Beside the lack of power, other factors may explain the absence of significant results. First, we have studied what is a relatively heterogeneous population, with several different initial diagnoses, some unresponsive to therapy effective in others and different levels of serum biomarkers of inflammation. It is possible that the effect of cysLTs may be different within these groups and less noticeable in the group as a whole. Analysis of subgroups within our population may be of benefit but will be limited by sample size. Secondly, the control group utilized must also be considered. The group used has been selected for comparability in terms of environment rather than for absence of the disease. With the prevalence of self-reported chronic sinusitis being reported as high a 16% and the incidence of allergies being over 20%, confusion with these other disorders may make it hard to differentiate from these other disorders.

Leukotrienes have nevertheless been implicated in CRS in other models and several studies have shown that leukotrienes may be involved in the development of the disorder. CysLT metabolites, leukotriene C4 (LTC4), leukotriene D4 (LTD4), and leukotriene E4 (LTE4) likely contribute to the pathogenesis of chronic rhinosinusitis through their effects on microvascular leakage, epithelial cell activation, elevated mucus secretion, and mucosal inflammation [31]. CysLTs also appear to be related to the severity of eosinophilic inflammation [32].

CysLTs appear related to nasal polyposis. In an examination of 27 patients by Kaplan et al. [33] patients with sinonasal polyps were noted by radioimmunoassay to have elevated levels of LTC4. Patients with sinonasal polyposis with recurrences within 18 months of surgery had higher levels of LTC4 when compared with those patients that did not have recurrences. In another study of 58 individuals, Steinke et al. [34] reported that chronic hyperplastic eosinophilic sinusitis is characterized by the increased presence of CysLTs when compared with concentrations seen in tissue from patients with chronic inflammatory sinusitis or healthy sinus tissue. Specifically implicating the polyp tissue as the source of these cysLTs, Higashi et al. [35] found that there were significant decreases in the urinary LTE4 concentrations before and after the sinus surgery for patients with chronic hyperplastic rhinosinusitis with nasal polyposis. In support of this, a recent study showed that urinary LTE4 concentration is highly significant in 10 patients with aspirin-intolerant asthma (AIA) with nasal polyps compare to patients with 24 AIA without polyps [36].

Despite the evidence supporting a role for leukotrienes other authors have failed to demonstrate a role for cysLTs in CRS. A study by Kountakis et al [37] showed that mean cysLTs levels were similar in CRS patients with eosinophilic versus non eosinophilic and in patients with polyps versus without polyp. Also cysLTs levels did not correlate with severity of CRS according to CT findings, endoscopy findings, or symptom scores.
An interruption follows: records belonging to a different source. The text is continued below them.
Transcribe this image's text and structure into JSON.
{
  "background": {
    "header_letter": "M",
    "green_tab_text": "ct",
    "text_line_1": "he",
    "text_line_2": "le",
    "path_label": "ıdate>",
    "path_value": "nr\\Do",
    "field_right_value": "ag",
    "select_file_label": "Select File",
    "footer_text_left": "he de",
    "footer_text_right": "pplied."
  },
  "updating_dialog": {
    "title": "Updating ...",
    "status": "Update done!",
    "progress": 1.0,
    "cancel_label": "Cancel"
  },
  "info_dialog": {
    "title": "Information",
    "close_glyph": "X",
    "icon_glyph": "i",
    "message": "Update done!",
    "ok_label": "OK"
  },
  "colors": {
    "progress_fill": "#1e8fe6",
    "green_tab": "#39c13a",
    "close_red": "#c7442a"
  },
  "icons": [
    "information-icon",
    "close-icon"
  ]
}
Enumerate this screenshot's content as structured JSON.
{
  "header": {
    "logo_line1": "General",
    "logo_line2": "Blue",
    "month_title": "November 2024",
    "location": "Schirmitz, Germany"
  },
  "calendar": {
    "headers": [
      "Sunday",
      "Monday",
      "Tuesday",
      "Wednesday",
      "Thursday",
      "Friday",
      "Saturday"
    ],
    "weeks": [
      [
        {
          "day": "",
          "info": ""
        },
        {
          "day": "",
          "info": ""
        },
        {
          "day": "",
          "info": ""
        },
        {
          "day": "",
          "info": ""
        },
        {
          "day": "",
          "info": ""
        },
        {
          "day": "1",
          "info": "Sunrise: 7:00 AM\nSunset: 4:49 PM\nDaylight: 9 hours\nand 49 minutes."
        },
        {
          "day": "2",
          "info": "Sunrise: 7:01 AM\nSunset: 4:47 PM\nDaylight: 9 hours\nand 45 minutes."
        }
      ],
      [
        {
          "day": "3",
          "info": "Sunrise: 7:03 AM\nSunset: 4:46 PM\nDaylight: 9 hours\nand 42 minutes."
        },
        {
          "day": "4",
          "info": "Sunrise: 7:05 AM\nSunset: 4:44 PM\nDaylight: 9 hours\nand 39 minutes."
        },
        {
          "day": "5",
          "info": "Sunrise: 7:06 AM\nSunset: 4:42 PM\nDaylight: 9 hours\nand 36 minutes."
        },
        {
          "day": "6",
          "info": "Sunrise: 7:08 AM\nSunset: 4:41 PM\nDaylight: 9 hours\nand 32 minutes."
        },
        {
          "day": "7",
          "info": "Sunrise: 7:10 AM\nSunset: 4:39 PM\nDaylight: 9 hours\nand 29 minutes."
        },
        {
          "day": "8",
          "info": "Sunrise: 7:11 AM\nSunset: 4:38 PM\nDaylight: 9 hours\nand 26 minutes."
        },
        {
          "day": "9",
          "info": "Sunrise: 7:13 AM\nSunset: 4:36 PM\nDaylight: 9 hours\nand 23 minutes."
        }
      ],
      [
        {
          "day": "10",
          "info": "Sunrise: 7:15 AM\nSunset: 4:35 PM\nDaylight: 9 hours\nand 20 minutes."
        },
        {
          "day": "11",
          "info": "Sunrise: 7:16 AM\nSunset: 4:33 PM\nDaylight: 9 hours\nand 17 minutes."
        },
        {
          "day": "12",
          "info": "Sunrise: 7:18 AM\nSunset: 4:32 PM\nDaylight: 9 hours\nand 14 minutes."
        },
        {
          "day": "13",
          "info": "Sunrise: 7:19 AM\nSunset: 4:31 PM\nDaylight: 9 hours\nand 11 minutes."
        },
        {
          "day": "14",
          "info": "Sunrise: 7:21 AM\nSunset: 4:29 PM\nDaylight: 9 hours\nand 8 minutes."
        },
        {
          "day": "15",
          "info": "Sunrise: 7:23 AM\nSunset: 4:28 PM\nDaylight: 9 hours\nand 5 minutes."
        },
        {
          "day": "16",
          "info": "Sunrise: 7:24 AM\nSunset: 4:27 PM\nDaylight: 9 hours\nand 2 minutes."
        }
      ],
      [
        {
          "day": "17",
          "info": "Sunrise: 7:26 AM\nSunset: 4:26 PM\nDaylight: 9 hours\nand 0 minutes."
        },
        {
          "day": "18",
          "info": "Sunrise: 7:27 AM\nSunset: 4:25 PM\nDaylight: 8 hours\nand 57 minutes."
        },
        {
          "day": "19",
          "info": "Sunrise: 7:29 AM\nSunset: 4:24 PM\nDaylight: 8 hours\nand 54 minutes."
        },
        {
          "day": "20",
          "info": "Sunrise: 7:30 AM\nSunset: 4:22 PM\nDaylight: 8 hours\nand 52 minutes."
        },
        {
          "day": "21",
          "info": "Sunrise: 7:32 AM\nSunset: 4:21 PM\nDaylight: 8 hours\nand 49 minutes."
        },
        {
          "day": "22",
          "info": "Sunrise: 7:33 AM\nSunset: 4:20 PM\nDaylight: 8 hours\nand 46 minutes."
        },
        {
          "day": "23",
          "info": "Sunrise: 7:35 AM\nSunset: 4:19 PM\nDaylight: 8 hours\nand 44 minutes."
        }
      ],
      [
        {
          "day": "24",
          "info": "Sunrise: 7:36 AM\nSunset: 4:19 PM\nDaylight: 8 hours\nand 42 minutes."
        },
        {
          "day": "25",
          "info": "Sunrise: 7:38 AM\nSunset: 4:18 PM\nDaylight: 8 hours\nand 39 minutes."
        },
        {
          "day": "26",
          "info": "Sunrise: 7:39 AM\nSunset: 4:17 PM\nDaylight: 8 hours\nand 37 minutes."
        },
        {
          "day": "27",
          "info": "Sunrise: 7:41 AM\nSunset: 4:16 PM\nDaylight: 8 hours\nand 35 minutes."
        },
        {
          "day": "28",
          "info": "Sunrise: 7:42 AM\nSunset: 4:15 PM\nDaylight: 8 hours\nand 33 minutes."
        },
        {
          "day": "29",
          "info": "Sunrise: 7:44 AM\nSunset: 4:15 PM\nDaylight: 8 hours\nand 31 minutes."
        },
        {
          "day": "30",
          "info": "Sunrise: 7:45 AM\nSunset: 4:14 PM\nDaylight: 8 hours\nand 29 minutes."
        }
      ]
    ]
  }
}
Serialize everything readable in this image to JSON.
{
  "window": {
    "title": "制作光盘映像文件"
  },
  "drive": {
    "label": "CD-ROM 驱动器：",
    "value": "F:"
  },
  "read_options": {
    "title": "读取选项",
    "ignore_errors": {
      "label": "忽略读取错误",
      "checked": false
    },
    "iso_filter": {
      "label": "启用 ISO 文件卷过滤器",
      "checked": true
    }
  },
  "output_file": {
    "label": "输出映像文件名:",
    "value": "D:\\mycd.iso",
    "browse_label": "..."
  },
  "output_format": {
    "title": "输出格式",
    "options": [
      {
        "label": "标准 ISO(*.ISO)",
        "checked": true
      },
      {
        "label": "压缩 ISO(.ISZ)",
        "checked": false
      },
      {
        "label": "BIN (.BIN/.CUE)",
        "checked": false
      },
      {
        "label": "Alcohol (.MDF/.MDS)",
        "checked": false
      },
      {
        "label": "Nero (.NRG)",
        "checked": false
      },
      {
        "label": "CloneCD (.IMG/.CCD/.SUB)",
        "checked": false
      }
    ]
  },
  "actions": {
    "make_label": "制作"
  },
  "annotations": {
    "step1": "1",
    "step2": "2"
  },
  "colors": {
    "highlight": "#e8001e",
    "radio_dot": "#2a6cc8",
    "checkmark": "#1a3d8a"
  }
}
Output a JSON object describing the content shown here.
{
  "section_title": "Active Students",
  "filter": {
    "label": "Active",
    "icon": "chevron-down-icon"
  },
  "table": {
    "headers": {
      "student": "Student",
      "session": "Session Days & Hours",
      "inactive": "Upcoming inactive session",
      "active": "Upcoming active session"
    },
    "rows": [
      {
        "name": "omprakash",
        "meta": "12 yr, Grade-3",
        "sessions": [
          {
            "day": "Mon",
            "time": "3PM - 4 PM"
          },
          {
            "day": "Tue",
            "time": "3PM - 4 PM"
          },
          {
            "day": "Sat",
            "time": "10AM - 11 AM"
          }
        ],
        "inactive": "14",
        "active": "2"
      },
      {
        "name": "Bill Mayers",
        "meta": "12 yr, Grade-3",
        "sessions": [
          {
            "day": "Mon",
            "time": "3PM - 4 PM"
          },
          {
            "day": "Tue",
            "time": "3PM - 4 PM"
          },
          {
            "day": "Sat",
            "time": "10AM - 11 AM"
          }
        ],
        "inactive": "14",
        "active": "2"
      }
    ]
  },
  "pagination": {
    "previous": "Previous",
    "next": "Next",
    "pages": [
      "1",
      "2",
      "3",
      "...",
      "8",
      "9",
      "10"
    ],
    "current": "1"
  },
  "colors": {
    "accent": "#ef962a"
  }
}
While these initial results do not support that polymorphisms in genes assessed involved in the leukotriene pathways are contributing to the pathogenesis of CRS, this initial study was not powered to detect polymorphisms with relative risk of 2.0 or less, where we could expect many gene effects for complex diseases to occur. Thus, despite this lack of significant association noted in this study, we believe that validation with external populations and the use of better-powered studies in the future may allow more conclusive findings.